Hápax legomenon, en el bestiario mexicano, es el pejelagarto: animal único que, por quienes conciben la soberanía desde el individualismo del miedo al otro-lobo-potencial, es señalado como peligro inapresable (a la vez que no disimulan su vana voluntad de proscribirlo). Sin embargo, la versión femenina de ese mismo animal político, en tierra firme, recorre los pueblos de México con paso seguro y oídos atentos, tejiendo confianza, tratando de ensanchar las posibilidades para sembrar esperanzas.

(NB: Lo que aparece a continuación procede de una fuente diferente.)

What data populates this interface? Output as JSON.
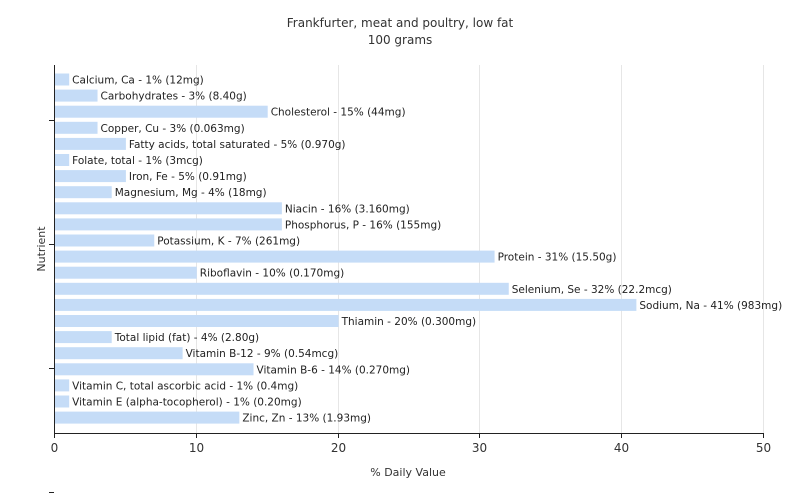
{
  "chart_data": {
    "type": "bar",
    "orientation": "horizontal",
    "title": "Frankfurter, meat and poultry, low fat",
    "subtitle": "100 grams",
    "xlabel": "% Daily Value",
    "ylabel": "Nutrient",
    "xlim": [
      0,
      50
    ],
    "xticks": [
      0,
      10,
      20,
      30,
      40,
      50
    ],
    "grid": true,
    "bar_color": "#c5dcf7",
    "categories": [
      "Calcium, Ca",
      "Carbohydrates",
      "Cholesterol",
      "Copper, Cu",
      "Fatty acids, total saturated",
      "Folate, total",
      "Iron, Fe",
      "Magnesium, Mg",
      "Niacin",
      "Phosphorus, P",
      "Potassium, K",
      "Protein",
      "Riboflavin",
      "Selenium, Se",
      "Sodium, Na",
      "Thiamin",
      "Total lipid (fat)",
      "Vitamin B-12",
      "Vitamin B-6",
      "Vitamin C, total ascorbic acid",
      "Vitamin E (alpha-tocopherol)",
      "Zinc, Zn"
    ],
    "values": [
      1,
      3,
      15,
      3,
      5,
      1,
      5,
      4,
      16,
      16,
      7,
      31,
      10,
      32,
      41,
      20,
      4,
      9,
      14,
      1,
      1,
      13
    ],
    "labels": [
      "Calcium, Ca - 1% (12mg)",
      "Carbohydrates - 3% (8.40g)",
      "Cholesterol - 15% (44mg)",
      "Copper, Cu - 3% (0.063mg)",
      "Fatty acids, total saturated - 5% (0.970g)",
      "Folate, total - 1% (3mcg)",
      "Iron, Fe - 5% (0.91mg)",
      "Magnesium, Mg - 4% (18mg)",
      "Niacin - 16% (3.160mg)",
      "Phosphorus, P - 16% (155mg)",
      "Potassium, K - 7% (261mg)",
      "Protein - 31% (15.50g)",
      "Riboflavin - 10% (0.170mg)",
      "Selenium, Se - 32% (22.2mcg)",
      "Sodium, Na - 41% (983mg)",
      "Thiamin - 20% (0.300mg)",
      "Total lipid (fat) - 4% (2.80g)",
      "Vitamin B-12 - 9% (0.54mcg)",
      "Vitamin B-6 - 14% (0.270mg)",
      "Vitamin C, total ascorbic acid - 1% (0.4mg)",
      "Vitamin E (alpha-tocopherol) - 1% (0.20mg)",
      "Zinc, Zn - 13% (1.93mg)"
    ]
  }
}
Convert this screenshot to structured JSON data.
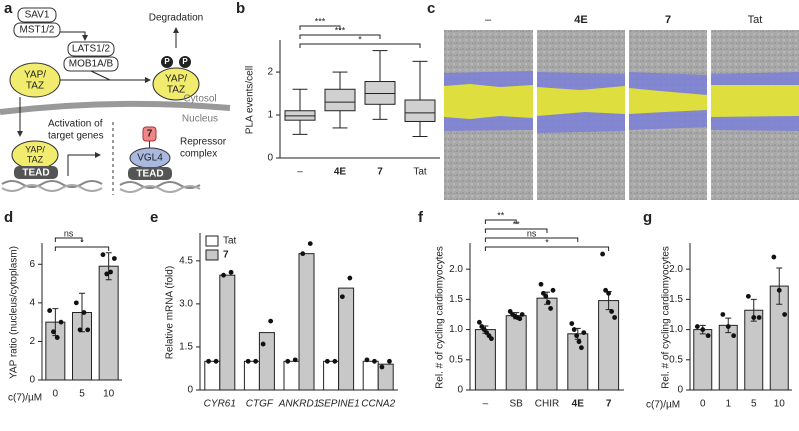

En el lenguaje de la arena política mexicana, digno del totalitarismo descripto por Koyré, quienes temen perder sus privilegios instituyen la mentira como verdad, denuncian en otros los actos que ellos mismos perpetran, los responsabilizan del pasado que engendró los desastres presentes, engañan a “los otros” sustituyendo la legitimidad por la legalidad y, en su incapacidad para distinguir confianza en la sabiduría popular con manipulación, acusan a la soberanía popular de atavismo populista. Para dicha lógica neocolonial que defiende los derechos de las corporaciones y menoscaba los de los humanos empobrecidos por su propia codicia, todo acto de gobierno es de antemano reprobado. Henchidos de certezas prêt-à-porter, los partidarios del miedo conspiran a plena luz del día exigiendo a los alaridos el endeudamiento externo, falseando la soberanía desde el neocolonialismo, ignorando su cualidad anfibia. Sin embargo, en palabras de las Reflexiones sobre la mentira, a pesar de las patrañas vociferadas por los “pseudoaristócratas totalitarios” que se arrogan la pertenencia al círculo de los únicos seres pensantes, aquellas masas populares de los países democráticos —que su “antropología totalitaria” considera “degenerados y bastardos”— son refractarias a su propaganda. Esto es posible porque cuando el anfibio habla sobre la tierra (asesorado por el migrante de San Quintín y no por sus celosos comentócratas), sin grandilocuencias, de a poco va desnudando los ladrillos de sombra del discurso ideológico neocolonial.

Hápax legomenon del bestiario político mexicano es el pejalagarto (dicho en bíblico: leviatán akalatón): animal que se pasea por estas tierras investido de soberanía popular.  


[1]     Agradezco a Jorge Rodríguez las conversaciones en torno al texto hobbesiano y a las alternativas a su concepto de soberanía.